Popular index funds to know
| Fund | Index tracked | Expense ratio |
|---|---|---|
| Vanguard VTSAX / VTI | Total US market | 0.03–0.04% |
| Fidelity FZROX | Total US market | 0.00% |
| iShares IVV | S&P 500 | 0.03% |
| Vanguard VXUS | Total international | 0.07% |
For most people, VTI + VXUS (or a single “total world” fund) covers everything.
Should you invest in one?
Yes, if:
- You have an emergency fund in place
- You’re investing for 5+ years
- You want to invest without spending hours researching stocks
- You’re investing through a 401k, IRA, or taxable brokerage
Not yet, if:
- You have high-interest debt (pay that first)

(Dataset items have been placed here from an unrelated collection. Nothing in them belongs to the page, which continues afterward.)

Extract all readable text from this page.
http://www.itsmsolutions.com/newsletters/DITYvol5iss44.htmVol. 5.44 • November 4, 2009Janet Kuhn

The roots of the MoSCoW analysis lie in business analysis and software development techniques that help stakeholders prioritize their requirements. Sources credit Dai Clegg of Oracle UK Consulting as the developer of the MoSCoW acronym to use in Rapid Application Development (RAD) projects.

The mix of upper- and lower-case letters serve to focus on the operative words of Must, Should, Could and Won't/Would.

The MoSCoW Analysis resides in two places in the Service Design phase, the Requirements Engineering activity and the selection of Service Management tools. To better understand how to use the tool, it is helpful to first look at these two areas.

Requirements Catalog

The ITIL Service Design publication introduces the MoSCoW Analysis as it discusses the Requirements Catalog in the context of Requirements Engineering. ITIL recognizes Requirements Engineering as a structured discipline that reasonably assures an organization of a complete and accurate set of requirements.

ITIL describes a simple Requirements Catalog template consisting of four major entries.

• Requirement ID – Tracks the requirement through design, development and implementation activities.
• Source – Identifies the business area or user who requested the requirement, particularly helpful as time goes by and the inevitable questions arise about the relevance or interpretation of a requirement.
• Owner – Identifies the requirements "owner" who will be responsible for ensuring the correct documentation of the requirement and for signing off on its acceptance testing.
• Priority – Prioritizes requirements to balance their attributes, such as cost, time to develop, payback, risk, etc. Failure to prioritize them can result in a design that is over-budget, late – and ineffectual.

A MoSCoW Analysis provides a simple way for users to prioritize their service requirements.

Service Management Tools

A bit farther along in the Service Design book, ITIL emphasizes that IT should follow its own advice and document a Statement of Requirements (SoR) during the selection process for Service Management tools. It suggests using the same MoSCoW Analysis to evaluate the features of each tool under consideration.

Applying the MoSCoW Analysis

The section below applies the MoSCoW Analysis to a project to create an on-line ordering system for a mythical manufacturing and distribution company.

- You have no emergency fund
- You need the money within 3–5 years
How to get started
- Open a brokerage account — Fidelity, Vanguard, or Schwab
- For retirement: capture your full 401k employer match first, then a Roth IRA
- Buy a total market index fund (VTI or FZROX) or a target-date fund
- Set up automatic monthly contributions
- Don’t check it daily — time in the market beats timing the market
Start simple
Index funds are the boring, proven way most people actually build wealth. Warren Buffett has recommended them for ordinary investors for decades. Start with one fund, contribute consistently, and let compounding do the work.